Energy Dissipation Properties of Cementitious Materials: Applications in Mechanical Damping and Characterization of Permeability and Moisture State

Abstract

The study of mechanical energy and electrical energy dissipation in cementitious materials can lead to development of high damping concrete for structural applications, and new non-destructive testing techniques for use on existing concrete structures. This research aims to improve mechanical damping properties of cementitious materials and determine durability parameters from complex permittivity measurements. Damping was improved by utilizing poromechanical effects, and by adding viscoelastic and nanometric inclusions.

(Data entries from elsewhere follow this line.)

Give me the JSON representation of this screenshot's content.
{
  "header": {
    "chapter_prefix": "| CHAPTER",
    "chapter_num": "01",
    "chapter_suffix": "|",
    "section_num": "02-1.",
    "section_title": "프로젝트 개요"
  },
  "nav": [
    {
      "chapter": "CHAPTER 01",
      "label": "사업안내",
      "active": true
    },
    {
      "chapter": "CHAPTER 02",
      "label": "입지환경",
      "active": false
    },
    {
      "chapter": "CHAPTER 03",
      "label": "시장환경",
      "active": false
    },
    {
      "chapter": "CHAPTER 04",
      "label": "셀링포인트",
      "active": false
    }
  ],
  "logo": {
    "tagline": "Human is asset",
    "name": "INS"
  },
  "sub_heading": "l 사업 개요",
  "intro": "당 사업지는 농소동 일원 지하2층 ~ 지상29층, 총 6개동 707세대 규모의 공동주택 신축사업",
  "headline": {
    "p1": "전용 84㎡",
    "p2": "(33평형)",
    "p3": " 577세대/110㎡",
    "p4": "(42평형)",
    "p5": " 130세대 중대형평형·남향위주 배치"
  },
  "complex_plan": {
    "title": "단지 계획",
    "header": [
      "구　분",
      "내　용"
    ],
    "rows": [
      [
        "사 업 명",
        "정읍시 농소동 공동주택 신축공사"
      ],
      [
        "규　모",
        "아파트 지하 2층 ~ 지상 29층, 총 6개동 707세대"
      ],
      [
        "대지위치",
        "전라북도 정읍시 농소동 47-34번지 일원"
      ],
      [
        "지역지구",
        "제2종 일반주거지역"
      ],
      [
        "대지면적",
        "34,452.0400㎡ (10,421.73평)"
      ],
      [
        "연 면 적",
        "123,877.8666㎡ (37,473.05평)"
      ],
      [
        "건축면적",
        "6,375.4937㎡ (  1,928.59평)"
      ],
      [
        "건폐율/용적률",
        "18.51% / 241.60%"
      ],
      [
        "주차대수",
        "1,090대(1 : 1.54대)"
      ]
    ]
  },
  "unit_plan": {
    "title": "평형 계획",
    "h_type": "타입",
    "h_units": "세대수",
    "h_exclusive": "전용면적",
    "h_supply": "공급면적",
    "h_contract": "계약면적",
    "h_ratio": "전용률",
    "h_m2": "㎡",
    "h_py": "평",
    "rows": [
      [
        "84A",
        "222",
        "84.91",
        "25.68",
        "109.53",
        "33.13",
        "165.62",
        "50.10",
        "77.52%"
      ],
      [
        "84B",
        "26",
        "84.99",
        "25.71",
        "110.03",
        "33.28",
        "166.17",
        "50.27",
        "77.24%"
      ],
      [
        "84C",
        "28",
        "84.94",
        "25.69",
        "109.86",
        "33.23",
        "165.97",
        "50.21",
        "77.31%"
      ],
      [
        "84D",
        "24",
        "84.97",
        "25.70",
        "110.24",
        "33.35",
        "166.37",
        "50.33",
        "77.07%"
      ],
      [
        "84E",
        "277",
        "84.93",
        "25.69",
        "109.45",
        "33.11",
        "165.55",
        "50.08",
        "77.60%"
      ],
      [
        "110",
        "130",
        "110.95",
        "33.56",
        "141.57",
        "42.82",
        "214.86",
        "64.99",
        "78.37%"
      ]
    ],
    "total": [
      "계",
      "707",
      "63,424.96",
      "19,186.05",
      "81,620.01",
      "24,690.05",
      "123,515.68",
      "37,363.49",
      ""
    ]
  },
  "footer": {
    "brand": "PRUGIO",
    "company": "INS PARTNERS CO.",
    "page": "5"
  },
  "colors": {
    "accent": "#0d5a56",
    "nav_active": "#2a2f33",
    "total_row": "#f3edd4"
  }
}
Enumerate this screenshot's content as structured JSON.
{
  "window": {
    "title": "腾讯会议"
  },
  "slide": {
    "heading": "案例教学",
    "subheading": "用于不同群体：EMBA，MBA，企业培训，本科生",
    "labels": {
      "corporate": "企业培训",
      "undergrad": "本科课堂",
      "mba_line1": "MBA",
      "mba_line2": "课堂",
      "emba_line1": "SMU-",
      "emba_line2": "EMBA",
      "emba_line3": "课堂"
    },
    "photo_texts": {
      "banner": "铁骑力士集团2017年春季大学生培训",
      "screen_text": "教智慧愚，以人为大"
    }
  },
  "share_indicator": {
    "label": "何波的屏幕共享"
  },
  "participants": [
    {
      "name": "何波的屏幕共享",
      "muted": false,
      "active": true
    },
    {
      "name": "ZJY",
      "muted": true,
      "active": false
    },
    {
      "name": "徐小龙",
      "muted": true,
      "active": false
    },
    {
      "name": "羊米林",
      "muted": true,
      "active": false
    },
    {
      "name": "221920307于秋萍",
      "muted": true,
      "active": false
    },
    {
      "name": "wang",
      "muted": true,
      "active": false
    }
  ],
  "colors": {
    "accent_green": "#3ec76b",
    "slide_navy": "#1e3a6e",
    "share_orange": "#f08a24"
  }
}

Poromechanics was utilized to model and predict damping on specimens designed to maximize poromechanical effects, and composite theory was used to predict composite bounds for the loss tangent, i.e. modeling the effects on damping due to the addition of viscoelastic inclusions. Experimental results indicated that substantial damping improvement can be realized by both poromechanical effects and adding novel inclusions into cement pastes. The models were able to predict experimentally measured damping as a function of loading frequency. The electrical energy dissipation in cementitious materials was studied by dielectric spectroscopy as a function of moisture state and pore structure/permeability. The results were compared to predictions from multiphase composite modeling, where the properties of the confined water was inversely determined and used to predict moisture content. It was found that moisture state of cementitious materials has a linear relation to the complex permittivity over a wide variety of frequency ranges. Composite model prediction indicated that permeability of saturated cementitious materials studied in this research is likely dependent on the amount of free water in the pores. Permeability can be inferred from the pore structure of the cement paste via complex permittivity measurements by conditioning cement paste at different levels of relative humidity.